1933-xxxx: John Dillon (Radical)
1933 def. Edward Carson (Reform Conservative), Jan Hendrik Hofmeyr (Reformist Cape), Winston Churchill (Churchillian Conservative), various other Conservative splinters, various Liberal splinters
1934 def. Edward Carson (Reform Conservative), Jan Hendrik Hofmeyr (Reformist Cape), Winston Churchill (Churchillian Conservative), various other Conservative splinters
1935 def. Edward Carson (Reform Conservative), Jan Hendrik Hofmeyr (Reformist Cape), Winston Churchill (Churchillian Conservative)

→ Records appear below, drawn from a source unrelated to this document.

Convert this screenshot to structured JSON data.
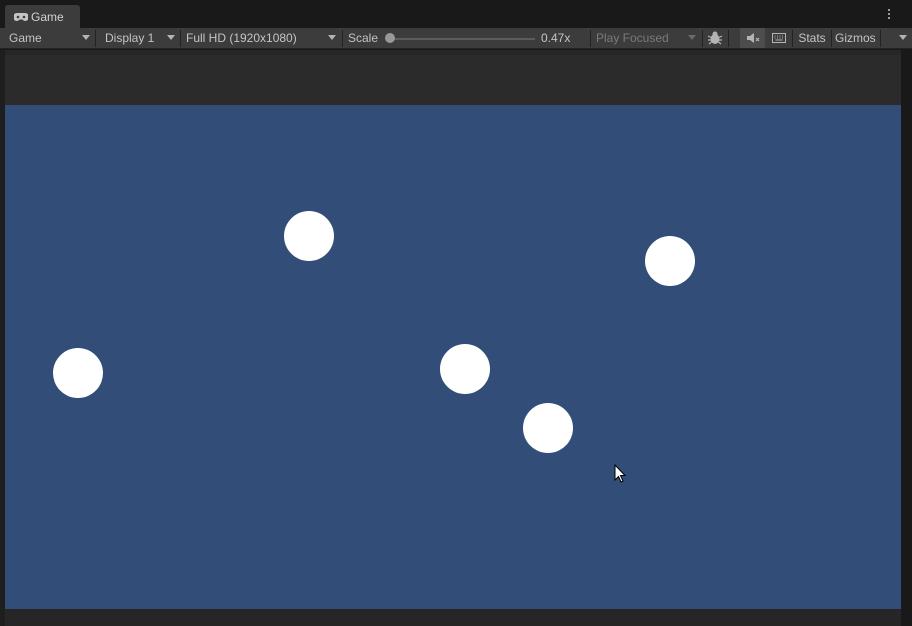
{
  "tab": {
    "title": "Game",
    "icon": "gamepad-icon"
  },
  "toolbar": {
    "mode": "Game",
    "display": "Display 1",
    "resolution": "Full HD (1920x1080)",
    "scale_label": "Scale",
    "scale_value": "0.47x",
    "scale_fraction": 0,
    "play_mode": "Play Focused",
    "stats_label": "Stats",
    "gizmos_label": "Gizmos"
  },
  "scene": {
    "background_color": "#324e78",
    "ball_color": "#ffffff",
    "ball_count": 5
  }
}
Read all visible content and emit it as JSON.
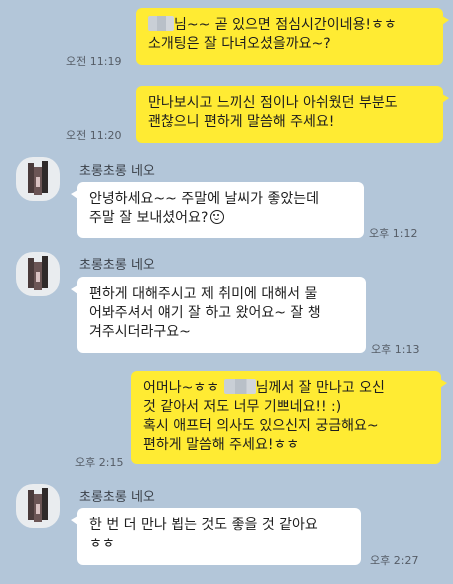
{
  "colors": {
    "background": "#b3c6d9",
    "my_bubble": "#ffeb33",
    "other_bubble": "#ffffff"
  },
  "messages": [
    {
      "from": "me",
      "line1_suffix": "님~~ 곧 있으면 점심시간이네용!ㅎㅎ",
      "line2": "소개팅은 잘 다녀오셨을까요~?",
      "time": "오전 11:19"
    },
    {
      "from": "me",
      "text": "만나보시고 느끼신 점이나 아쉬웠던 부분도\n괜찮으니 편하게 말씀해 주세요!",
      "time": "오전 11:20"
    },
    {
      "from": "other",
      "sender": "초롱초롱 네오",
      "text": "안녕하세요~~ 주말에 날씨가 좋았는데\n주말 잘 보내셨어요?",
      "emoji": "smile-emoji",
      "time": "오후 1:12"
    },
    {
      "from": "other",
      "sender": "초롱초롱 네오",
      "text": "편하게 대해주시고 제 취미에 대해서 물\n어봐주셔서 얘기 잘 하고 왔어요~ 잘 챙\n겨주시더라구요~",
      "time": "오후 1:13"
    },
    {
      "from": "me",
      "line1_prefix": "어머나~ㅎㅎ",
      "line1_suffix": "님께서 잘 만나고 오신",
      "rest": "것 같아서 저도 너무 기쁘네요!! :)\n혹시 애프터 의사도 있으신지 궁금해요~\n편하게 말씀해 주세요!ㅎㅎ",
      "time": "오후 2:15"
    },
    {
      "from": "other",
      "sender": "초롱초롱 네오",
      "text": "한 번 더 만나 뵙는 것도 좋을 것 같아요\nㅎㅎ",
      "time": "오후 2:27"
    }
  ]
}
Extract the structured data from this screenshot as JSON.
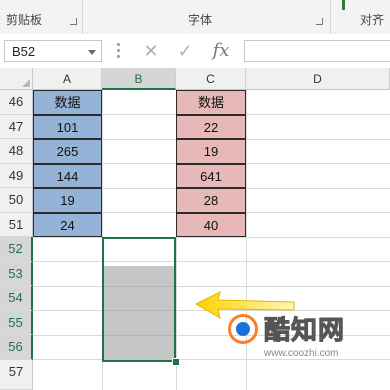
{
  "ribbon": {
    "groups": [
      {
        "label": "剪贴板"
      },
      {
        "label": "字体"
      },
      {
        "label": "对齐"
      }
    ]
  },
  "formula_bar": {
    "name_box": "B52",
    "cancel_icon": "close-icon",
    "confirm_icon": "check-icon",
    "fx_label": "fx",
    "formula": ""
  },
  "grid": {
    "columns": [
      "A",
      "B",
      "C",
      "D"
    ],
    "selected_column": "B",
    "rows": [
      "46",
      "47",
      "48",
      "49",
      "50",
      "51",
      "52",
      "53",
      "54",
      "55",
      "56",
      "57"
    ],
    "selected_rows": [
      "52",
      "53",
      "54",
      "55",
      "56"
    ],
    "col_a": [
      "数据",
      "101",
      "265",
      "144",
      "19",
      "24"
    ],
    "col_c": [
      "数据",
      "22",
      "19",
      "641",
      "28",
      "40"
    ],
    "colors": {
      "col_a_fill": "#95b3d7",
      "col_c_fill": "#e6b8b7",
      "selection": "#217346",
      "range_fill": "#c6c6c6"
    }
  },
  "watermark": {
    "brand": "酷知网",
    "url": "www.coozhi.com"
  }
}
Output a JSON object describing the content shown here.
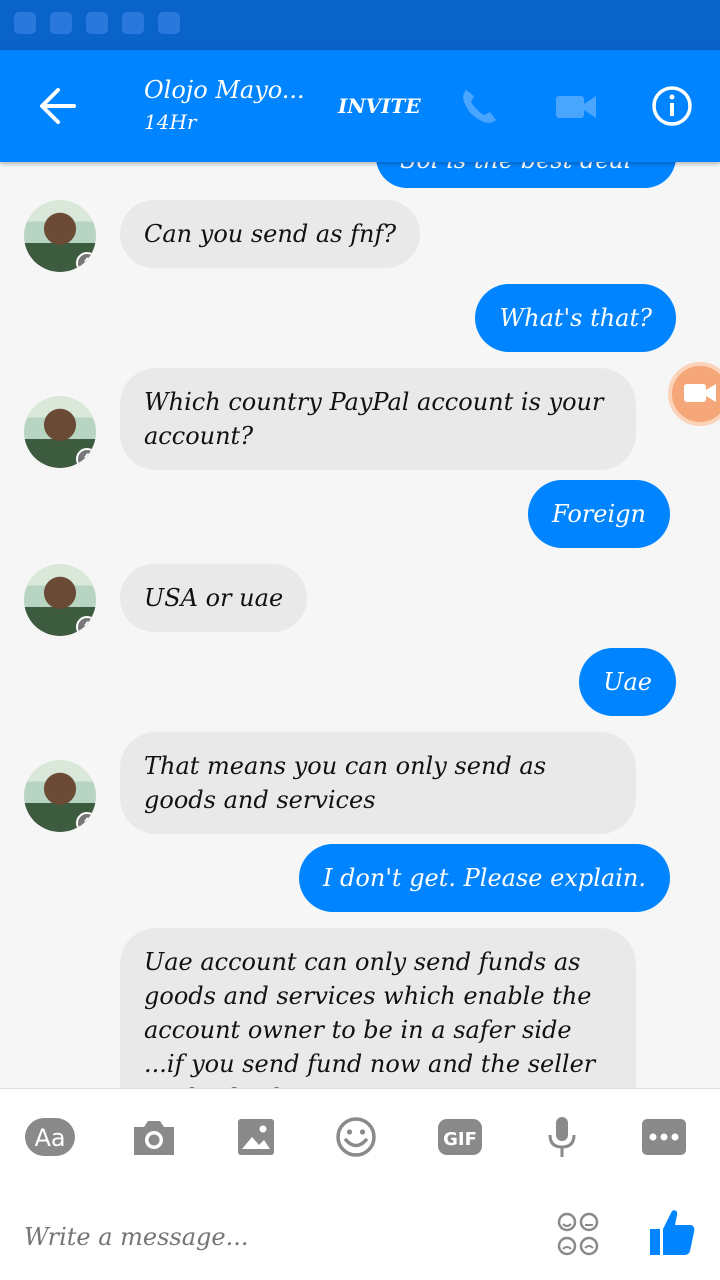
{
  "header": {
    "contact_name": "Olojo Mayo...",
    "status": "14Hr",
    "invite_label": "INVITE"
  },
  "messages": [
    {
      "from": "me",
      "text": "Sol is the best deal ya"
    },
    {
      "from": "them",
      "text": "Can you send as fnf?"
    },
    {
      "from": "me",
      "text": "What's that?"
    },
    {
      "from": "them",
      "text": "Which country PayPal account is your account?"
    },
    {
      "from": "me",
      "text": "Foreign"
    },
    {
      "from": "them",
      "text": "USA or uae"
    },
    {
      "from": "me",
      "text": "Uae"
    },
    {
      "from": "them",
      "text": "That means you can only send as goods and services"
    },
    {
      "from": "me",
      "text": "I don't get. Please explain."
    },
    {
      "from": "them",
      "text": "Uae  account can only send funds as goods and services which enable the account owner to be in a safer side ...if you send fund now and the seller or the fund"
    }
  ],
  "composer": {
    "placeholder": "Write a message..."
  },
  "toolbar": {
    "text_label": "Aa",
    "gif_label": "GIF"
  }
}
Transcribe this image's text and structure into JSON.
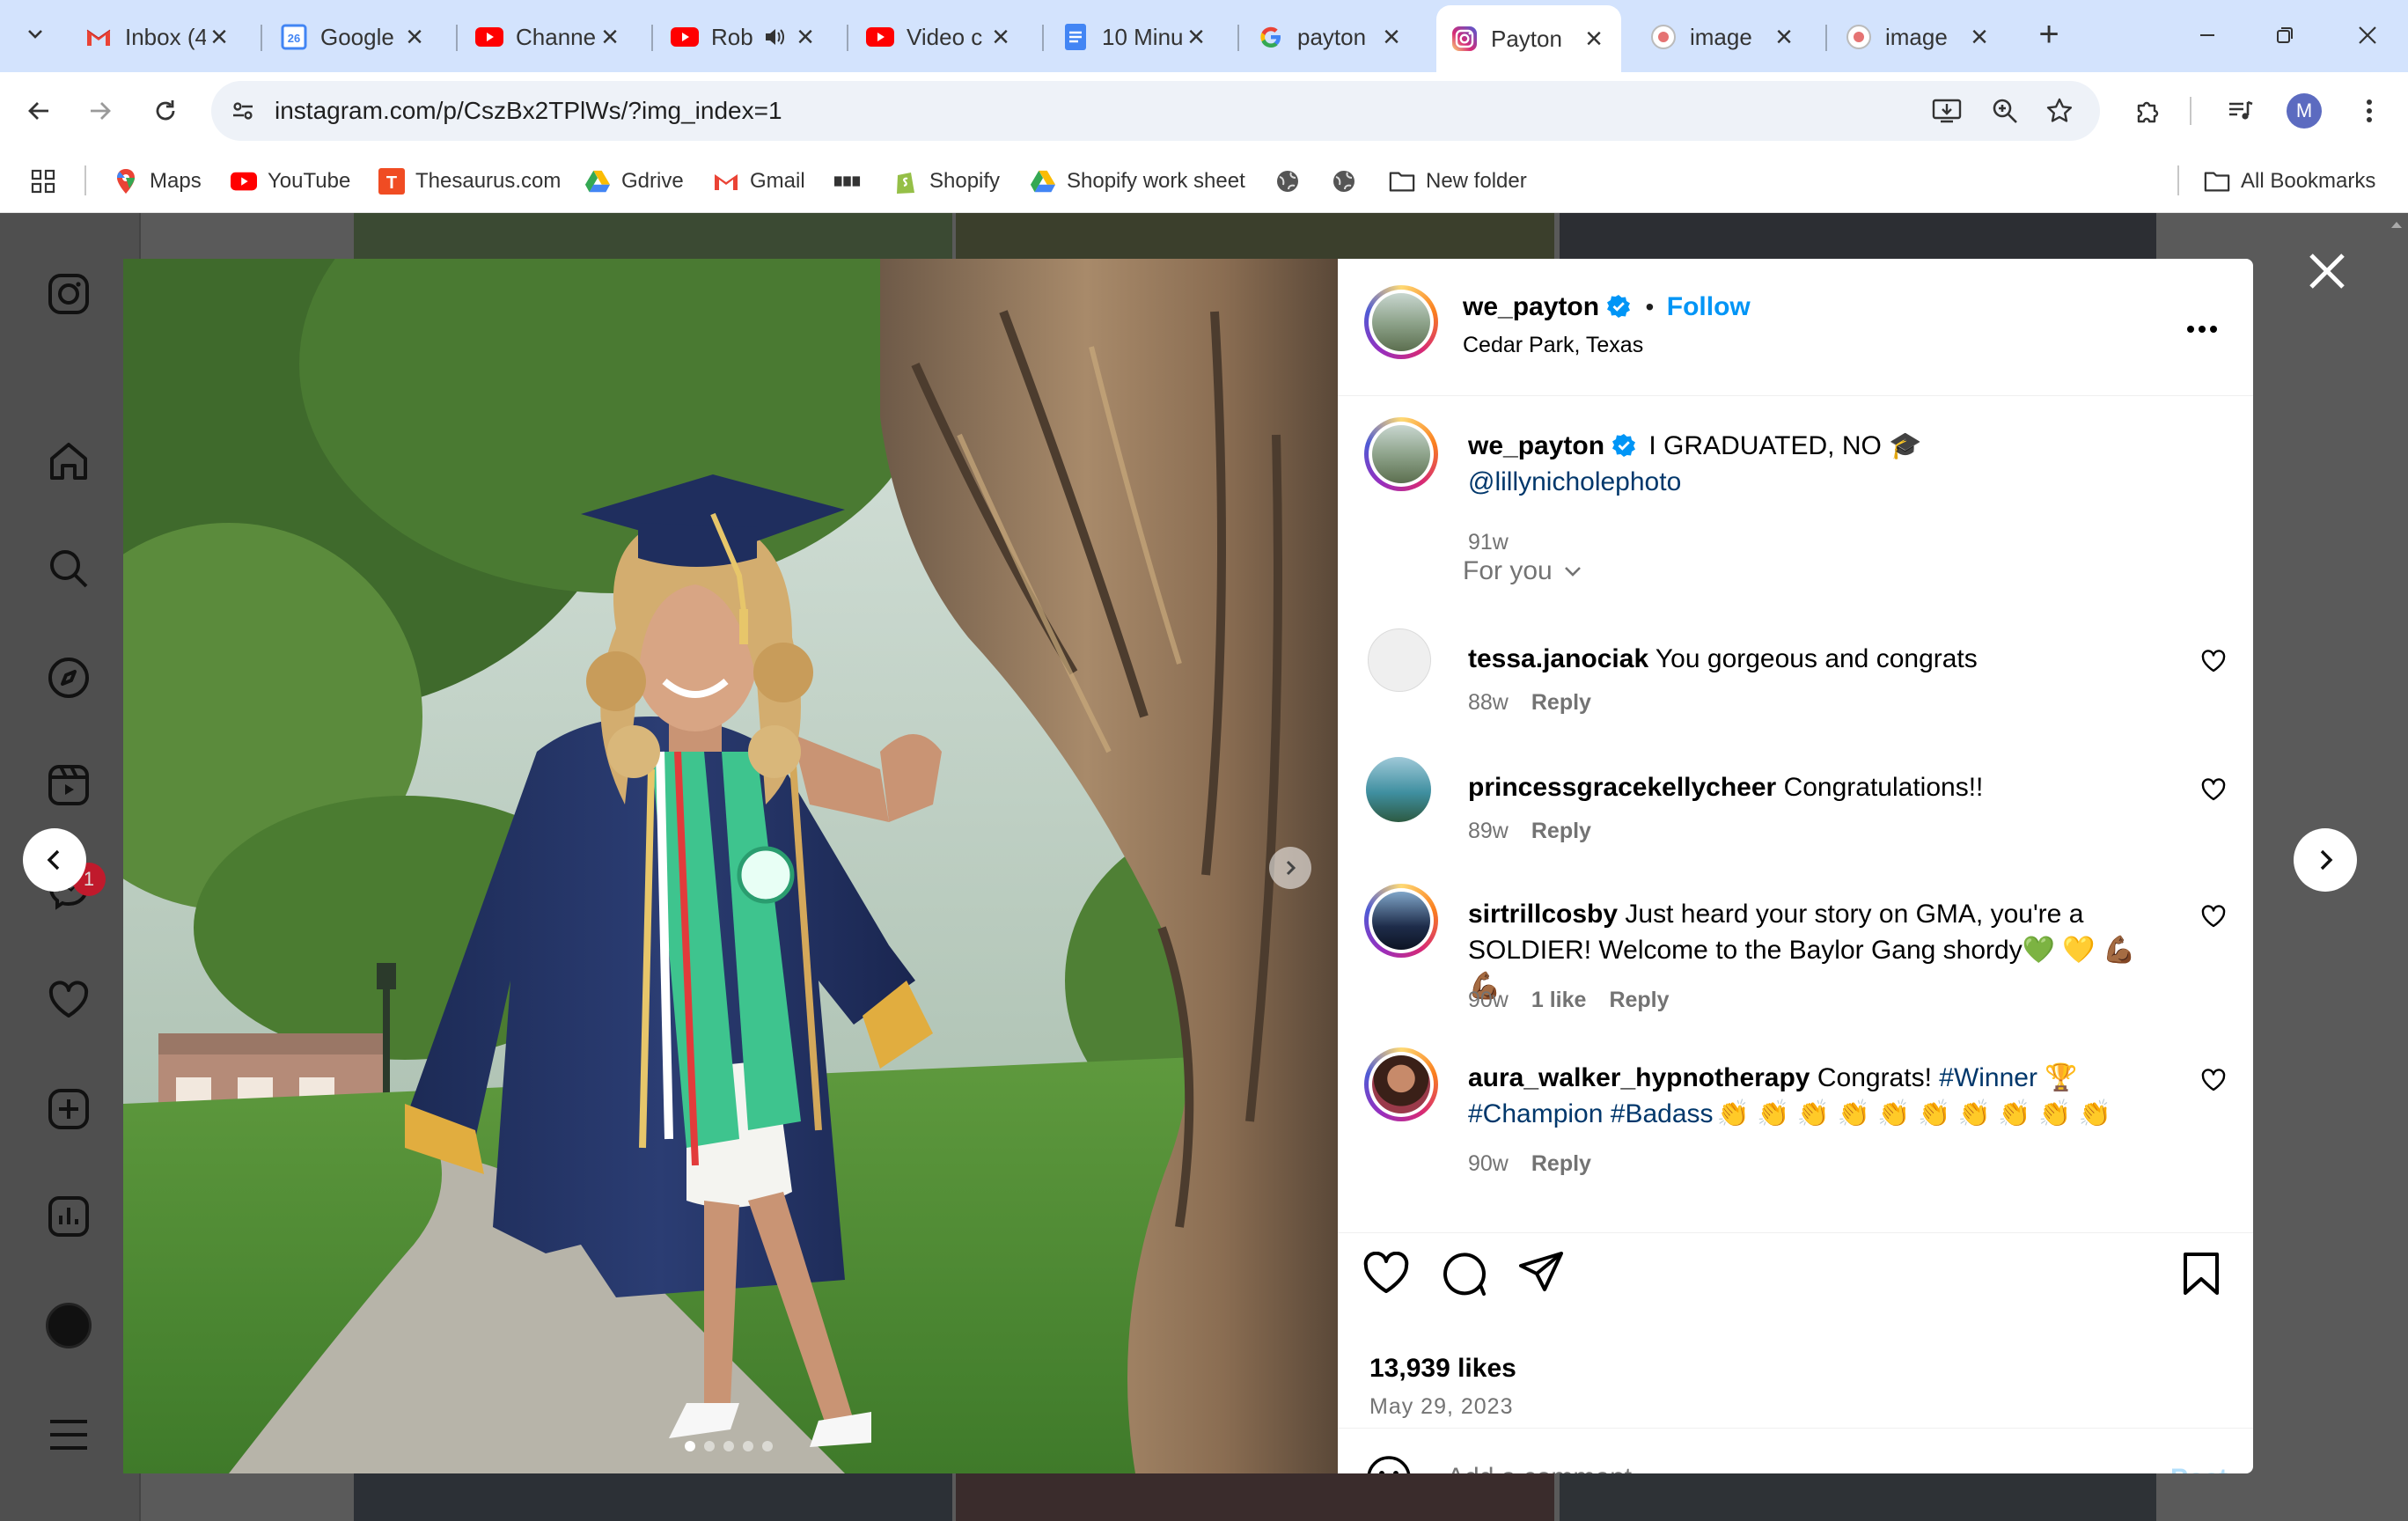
{
  "browser": {
    "tabs": [
      {
        "title": "Inbox (4",
        "icon": "gmail-icon"
      },
      {
        "title": "Google",
        "icon": "google-calendar-icon"
      },
      {
        "title": "Channe",
        "icon": "youtube-icon"
      },
      {
        "title": "Rob",
        "icon": "youtube-icon"
      },
      {
        "title": "Video c",
        "icon": "youtube-icon"
      },
      {
        "title": "10 Minu",
        "icon": "google-docs-icon"
      },
      {
        "title": "payton",
        "icon": "google-icon"
      },
      {
        "title": "Payton",
        "icon": "instagram-icon"
      },
      {
        "title": "image",
        "icon": "image-tab-icon"
      },
      {
        "title": "image",
        "icon": "image-tab-icon"
      }
    ],
    "active_tab": 7,
    "url": "instagram.com/p/CszBx2TPlWs/?img_index=1",
    "profile_initial": "M",
    "bookmarks": [
      {
        "label": "Maps"
      },
      {
        "label": "YouTube"
      },
      {
        "label": "Thesaurus.com"
      },
      {
        "label": "Gdrive"
      },
      {
        "label": "Gmail"
      },
      {
        "label": ""
      },
      {
        "label": "Shopify"
      },
      {
        "label": "Shopify work sheet"
      },
      {
        "label": ""
      },
      {
        "label": ""
      },
      {
        "label": "New folder"
      }
    ],
    "all_bookmarks": "All Bookmarks"
  },
  "sidebar": {
    "notification_count": "1"
  },
  "post": {
    "username": "we_payton",
    "follow_label": "Follow",
    "dot": "•",
    "location": "Cedar Park, Texas",
    "caption_text": "I GRADUATED, NO 🎓",
    "caption_mention": "@lillynicholephoto",
    "caption_age": "91w",
    "sort_label": "For you",
    "comments": [
      {
        "user": "tessa.janociak",
        "text": "You gorgeous and congrats",
        "age": "88w",
        "likes": "",
        "reply": "Reply"
      },
      {
        "user": "princessgracekellycheer",
        "text": "Congratulations!!",
        "age": "89w",
        "likes": "",
        "reply": "Reply"
      },
      {
        "user": "sirtrillcosby",
        "text": "Just heard your story on GMA, you're a SOLDIER! Welcome to the Baylor Gang shordy💚 💛 💪🏾 💪🏾",
        "age": "90w",
        "likes": "1 like",
        "reply": "Reply"
      },
      {
        "user": "aura_walker_hypnotherapy",
        "text": "Congrats!",
        "tags": "#Winner",
        "trophy": "🏆",
        "tags2": "#Champion #Badass",
        "claps": "👏 👏 👏 👏 👏 👏 👏 👏 👏 👏",
        "age": "90w",
        "reply": "Reply"
      }
    ],
    "likes": "13,939 likes",
    "date": "May 29, 2023",
    "comment_placeholder": "Add a comment...",
    "post_label": "Post",
    "carousel_count": 5,
    "carousel_index": 0
  },
  "colors": {
    "accent": "#0095f6",
    "verified": "#0095f6",
    "tabstrip": "#d3e3fd"
  }
}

The new elections now returned a decisive majority for the Radicals. As its leader H. N Kunzru, was a Hindu, and a Kashmiri one at that, there was widespread resistance to him becoming PM; instead the post was given to the sympathetic Irish-descended John Dillon. He desired to complete the process of reform, and so in 1934 he drew up a Fifth Reform Act, establishing universal male and female suffrage in imperial elections. When the Lords vetoed it, he held a new election, which confirmed the majority for the Radicals and forced the Lords to let the Fifth Reform Act through. And so, new elections under this electorate were held, expanding the Radical majority yet further. Yet, at the viceregal level, the Cape Parliament still had white supremacist electoral laws in place, resulting in the bizarre situation in which nonwhites could vote in imperial elections but not in viceregal ones, and in practice even this was subverted by voter registration laws which faced opposition by local Radical Committees. This served to result in violence and rioting, and indeed it seemed the status quo in the Cape needed to be changed unless the Cape was to have a Mutiny of its own. And so, with the imperial government staring it down, the Cape was forced to expand its suffrage. Despite fears of being "swamped" by black votes, the Kaapenaar elites feared dying yet more, and so a non-universal but broad suffrage was adopted. Thus, the Dillon ministry marked the definitive transformation of the Empire into the loose, creolized, confederation of states it is today.